Üsküp (Σκοπός) is a town (belde) in the Kırklareli District, Kırklareli Province, Turkey. Its population is 2,195 (2022).

==Geography==
Üsküp is situated to the east of Kırklareli at a distance of 16 km.

== History ==
Üsküp is an old settlement and the name of the town may refer to Scythians (İskit), but more likely is a Turkish corruption of the Greek word "Skopos." In 1368, during the reign of Murat I the settlement was annexed to the Ottoman Empire. 17th-century Turkish traveller Evliya Çelebi describes Üsküp as a relatively populated place famous for wine production. Evliya mentions that hundreds of Muslims of the neighbouring Kırklareli, Vize and Saray towns married the Greek and Bulgarian girls of Üsküp, who were renowned for their beauty, and had many children.
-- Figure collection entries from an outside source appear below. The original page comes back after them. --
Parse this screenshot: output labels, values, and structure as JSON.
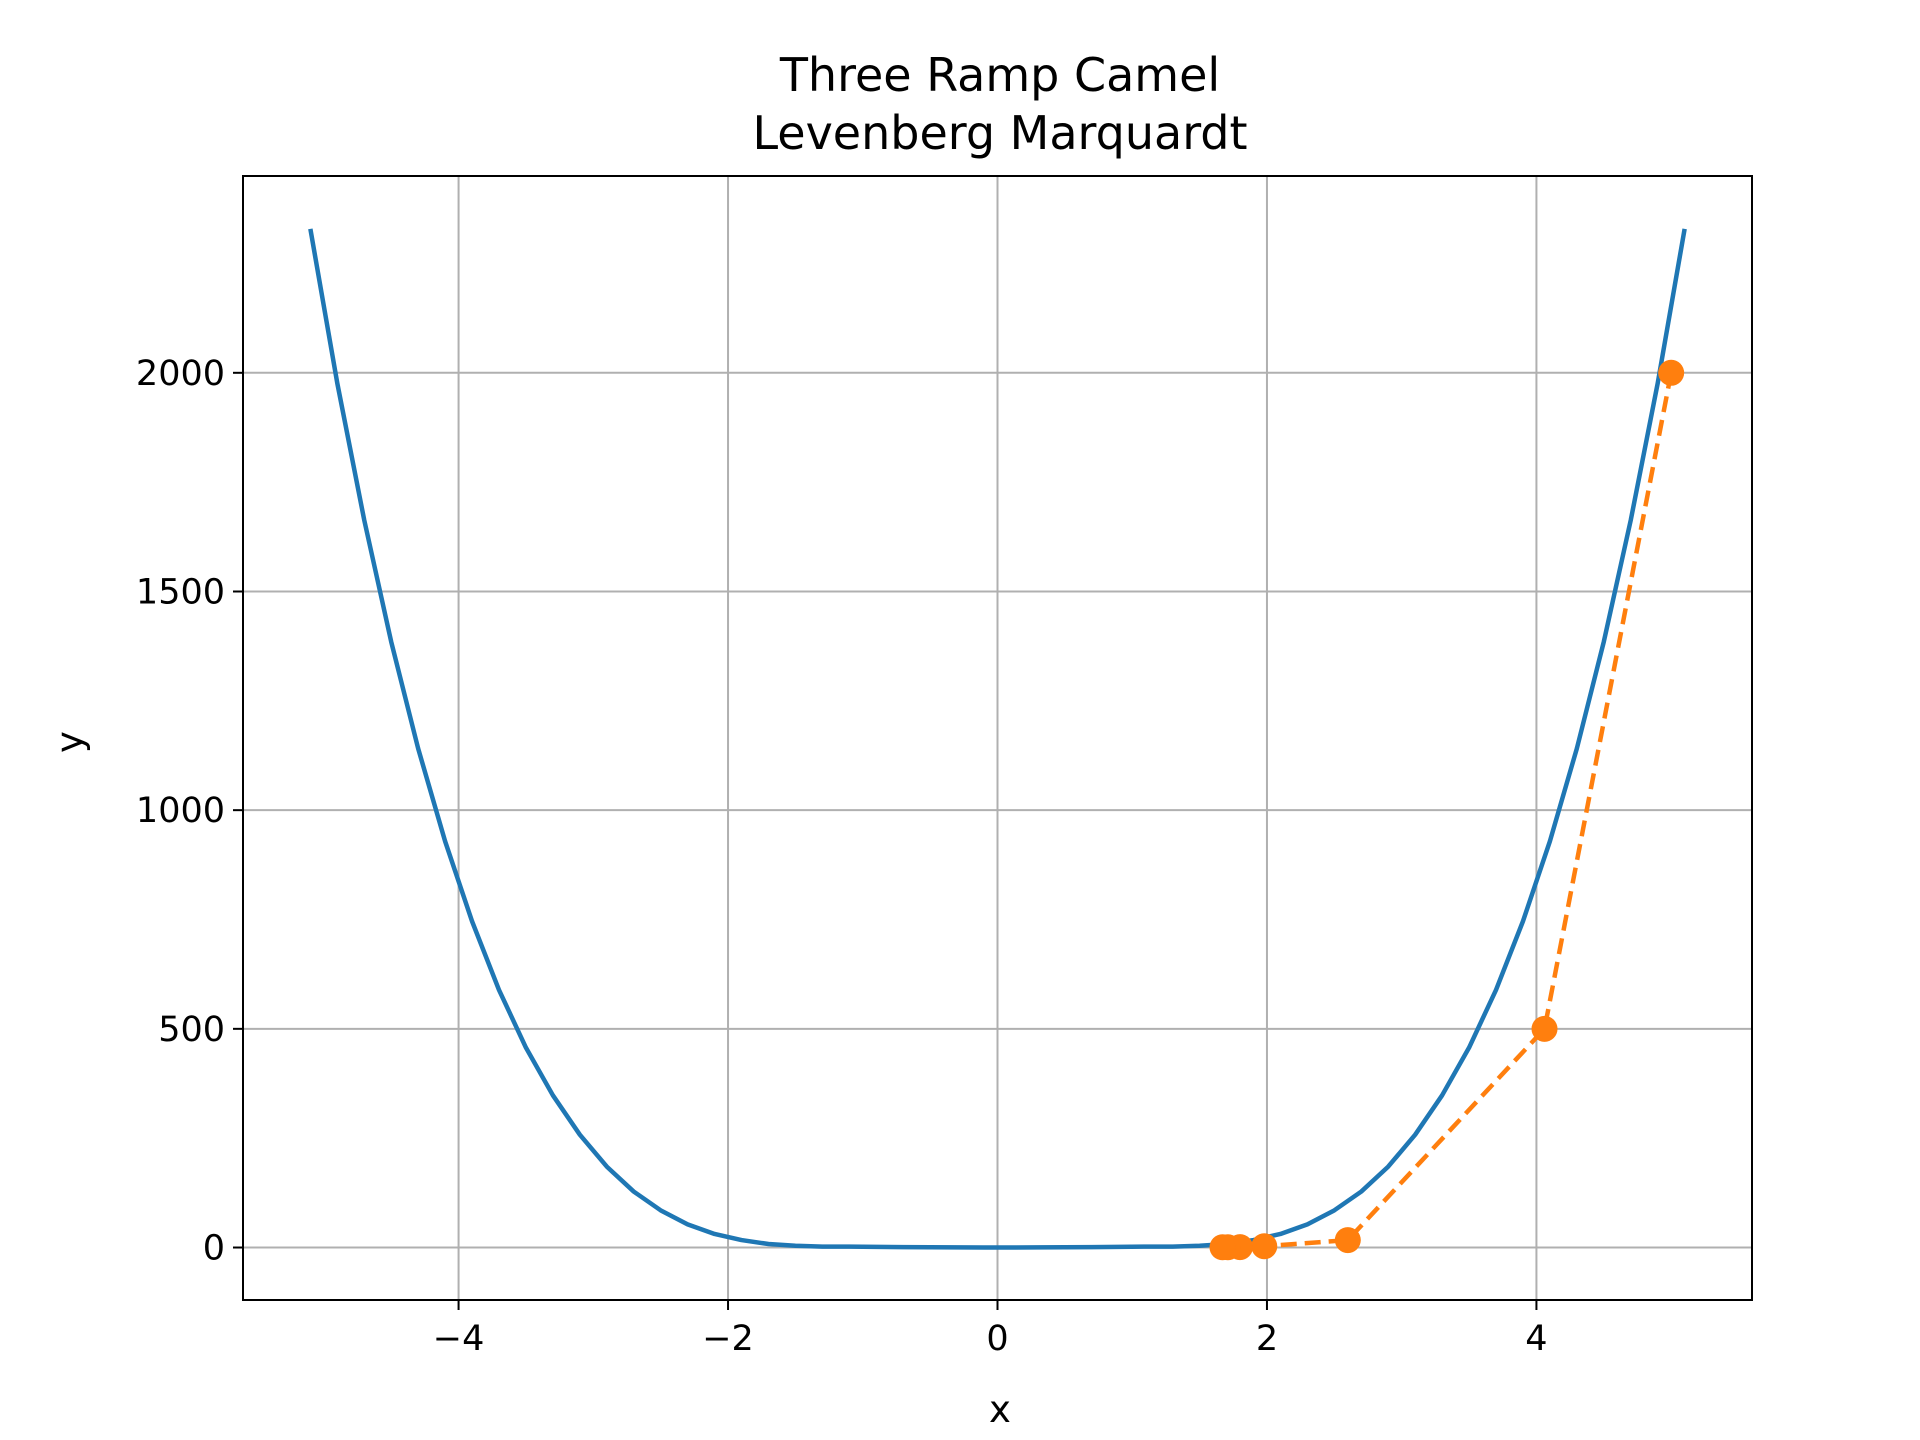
{
  "chart_data": {
    "type": "line",
    "title": "Three Ramp Camel",
    "subtitle": "Levenberg Marquardt",
    "xlabel": "x",
    "ylabel": "y",
    "xlim": [
      -5.6,
      5.6
    ],
    "ylim": [
      -120,
      2450
    ],
    "xticks": [
      -4,
      -2,
      0,
      2,
      4
    ],
    "yticks": [
      0,
      500,
      1000,
      1500,
      2000
    ],
    "xtick_labels": [
      "−4",
      "−2",
      "0",
      "2",
      "4"
    ],
    "ytick_labels": [
      "0",
      "500",
      "1000",
      "1500",
      "2000"
    ],
    "grid": true,
    "series": [
      {
        "color": "#1f77b4",
        "style": "solid",
        "x": [
          -5.1,
          -4.9,
          -4.7,
          -4.5,
          -4.3,
          -4.1,
          -3.9,
          -3.7,
          -3.5,
          -3.3,
          -3.1,
          -2.9,
          -2.7,
          -2.5,
          -2.3,
          -2.1,
          -1.9,
          -1.7,
          -1.5,
          -1.3,
          -1.1,
          -0.9,
          -0.7,
          -0.5,
          -0.3,
          -0.1,
          0.1,
          0.3,
          0.5,
          0.7,
          0.9,
          1.1,
          1.3,
          1.5,
          1.7,
          1.9,
          2.1,
          2.3,
          2.5,
          2.7,
          2.9,
          3.1,
          3.3,
          3.5,
          3.7,
          3.9,
          4.1,
          4.3,
          4.5,
          4.7,
          4.9,
          5.1
        ],
        "y": [
          2329,
          1976,
          1663,
          1385,
          1141,
          929,
          746,
          589,
          457,
          348,
          258,
          185,
          128,
          85,
          53,
          31,
          17,
          8,
          4,
          2,
          2,
          1.5,
          1,
          0.5,
          0.2,
          0.02,
          0.02,
          0.2,
          0.5,
          1,
          1.5,
          2,
          2,
          4,
          8,
          17,
          31,
          53,
          85,
          128,
          185,
          258,
          348,
          457,
          589,
          746,
          929,
          1141,
          1385,
          1663,
          1976,
          2329
        ]
      },
      {
        "color": "#ff7f0e",
        "style": "dashed",
        "marker": "circle",
        "x": [
          5.0,
          4.06,
          2.6,
          1.98,
          1.8,
          1.71,
          1.67
        ],
        "y": [
          2000,
          500,
          17,
          3,
          1,
          0.7,
          0.5
        ]
      }
    ]
  }
}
The Bulgarian inhabitants left the settlement in 1913 while the Greek population stayed until the end of the Turkish War of Independence. According to the population exchange between Greece and Turkey agreement, the Greeks were replaced by the Turks from Greece. The same year the settlement was declared a seat of township. Many of the Greek residents transferred to Greece founded the village of Neos Skopos near Serres, Greece.

== Economy ==
The town is still known for vineyards and wine production. The best Papaskarasi grapes are produced here. The decomposed granite soils in Üsküp gives different aromas to grapes here. Other crops are vegetables and fruits. There are also some small factories around the town.